Apple would expand iTools with new capabilities and subscription-based options for users who needed more online storage. Then in 2002, they rebranded and relaunched the service as .Mac.

.Mac

.Mac expanded Apple's online service offerings and provided a tightly integrated user experience for Mac OS X users. The service cost $99.95 per year, and provided users with expanded Mac.com e-mail capabilities (more storage capacity, plus support for the IMAP protocol); 100MB of iDisk storage, HomePage, Virex anti-virus software protection, and Backup, which enabled users to archive data to their iDisk (or burn it to CD or DVD).

Once OS X 10.2 "Jaguar" was released later that year, Apple also enabled .Mac users to share calendars with each other using iCal, Apple's new calendaring software for the Mac.
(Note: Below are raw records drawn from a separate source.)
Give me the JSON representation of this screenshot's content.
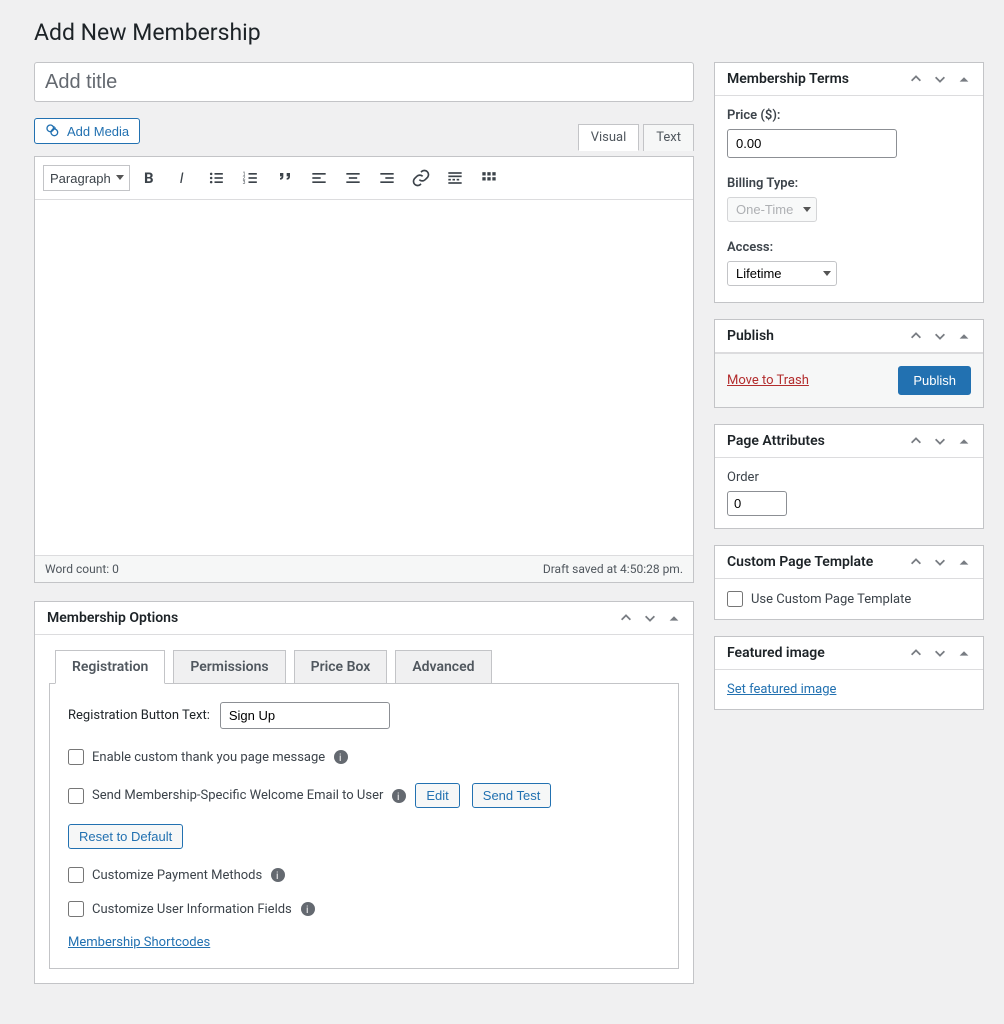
{
  "page_title": "Add New Membership",
  "title_placeholder": "Add title",
  "add_media": "Add Media",
  "editor": {
    "tab_visual": "Visual",
    "tab_text": "Text",
    "format_select": "Paragraph",
    "word_count_label": "Word count: 0",
    "draft_saved": "Draft saved at 4:50:28 pm."
  },
  "membership_options": {
    "title": "Membership Options",
    "tabs": {
      "registration": "Registration",
      "permissions": "Permissions",
      "price_box": "Price Box",
      "advanced": "Advanced"
    },
    "reg_btn_label": "Registration Button Text:",
    "reg_btn_value": "Sign Up",
    "enable_thankyou": "Enable custom thank you page message",
    "send_welcome": "Send Membership-Specific Welcome Email to User",
    "edit": "Edit",
    "send_test": "Send Test",
    "reset": "Reset to Default",
    "customize_payment": "Customize Payment Methods",
    "customize_userinfo": "Customize User Information Fields",
    "shortcodes": "Membership Shortcodes"
  },
  "terms": {
    "title": "Membership Terms",
    "price_label": "Price ($):",
    "price_value": "0.00",
    "billing_label": "Billing Type:",
    "billing_value": "One-Time",
    "access_label": "Access:",
    "access_value": "Lifetime"
  },
  "publish": {
    "title": "Publish",
    "trash": "Move to Trash",
    "publish_btn": "Publish"
  },
  "page_attr": {
    "title": "Page Attributes",
    "order_label": "Order",
    "order_value": "0"
  },
  "custom_tpl": {
    "title": "Custom Page Template",
    "label": "Use Custom Page Template"
  },
  "featured": {
    "title": "Featured image",
    "link": "Set featured image"
  }
}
Apple also introduced a .Mac-based photo sharing service called Slides.

Apple would continue to enhance and refine MobileMe offerings in the next few years, but by 2008, it was time for another rebranding and relaunch. Enter MobileMe.

MobileMe

By June of 2008 Apple had diversified its product offerings to include the iPhone and iPod touch, and customers were buying them (and Macs) in droves. Apple introduced MobileMe as a redesigned and rebranded service to replace .Mac - something that bridged the gap between iOS and Mac OS X, and provided plenty more besides.

Apple's focus on MobileMe was on "push" services. Microsoft Exchange, a push-based mail, calendaring and contact management service, had by then picked up an enormous amount of mindshare. Apple wanted to counter. In introducing MobileMe, Steve Jobs called it "Exchange for the rest of us."

Rather than waiting for the user to initiate a connection to download new mail or get content, MobileMe pushed new email messages to the device and similarly kept contacts and calendar information up to date.

With the introduction of Apple's iLife software, Apple introduced an application called iWeb that could be used to create web sites - a replacement for the HomePage feature originally introduced in iTools. MobileMe supported the publication of iWeb pages.

iCloud

In June 2011 Apple unveiled iCloud. And after years of charging users for access to its mutably-named online services, Apple decided to make iCloud free, at least for the first 5GB of storage capacity.

iCloud bundled together the former MobileMe services - Contacts, Calendar and Mail - reengineered for the new service. Apple also brought together the App Store and iBookstore into iCloud - enabling you to download apps and books to all iOS devices, not just the one you bought the products on.

Apple also introduced iCloud Backup, enabling you to back up your iOS devices to iCloud whenever they're charged on Wi-Fi.

Other changes to iCloud included support for document syncing between applications on iOS and OS X that support Apple's iCloud Storage APIs (Apple's iWork applications being the most notable); Photo Stream; and iTunes In the Cloud, which allows you to download music previously purchased from iTunes. Apple also introduced iTunes Match, an optional $24.99 service that enables you to upload your entire library to the cloud and download it later if you need to, replacing your music with 256 kbps AAC files whenever they're matched with content in the iTunes Store.

The future of Apple's cloud services

Recently Apple notified former MobileMe users that a complementary 20GB iCloud storage extension they'd received as part of their transition to iCloud was due to expire; those users will either need to expand to a paid plan by the end of September, or they'll lose whatever is over the 5GB that every iCloud user is allotted by default. It'll be interesting to see if Apple spices up its iCloud services to incent customers to continue to subscribe.

More than two years later, iCloud remains Apple's state-of-the-art for cloud services. Where the future lies is anyone's guess outside of One Infinite Loop. But when it introduced iCloud in 2011 Apple noted that it had invested more than half a billion dollars in a data center in North Carolina to support "the expected customer demand for free iCloud services." Even for a company with the billions in the bank that Apple has, that's a huge investment. The company is clearly in it for the long haul.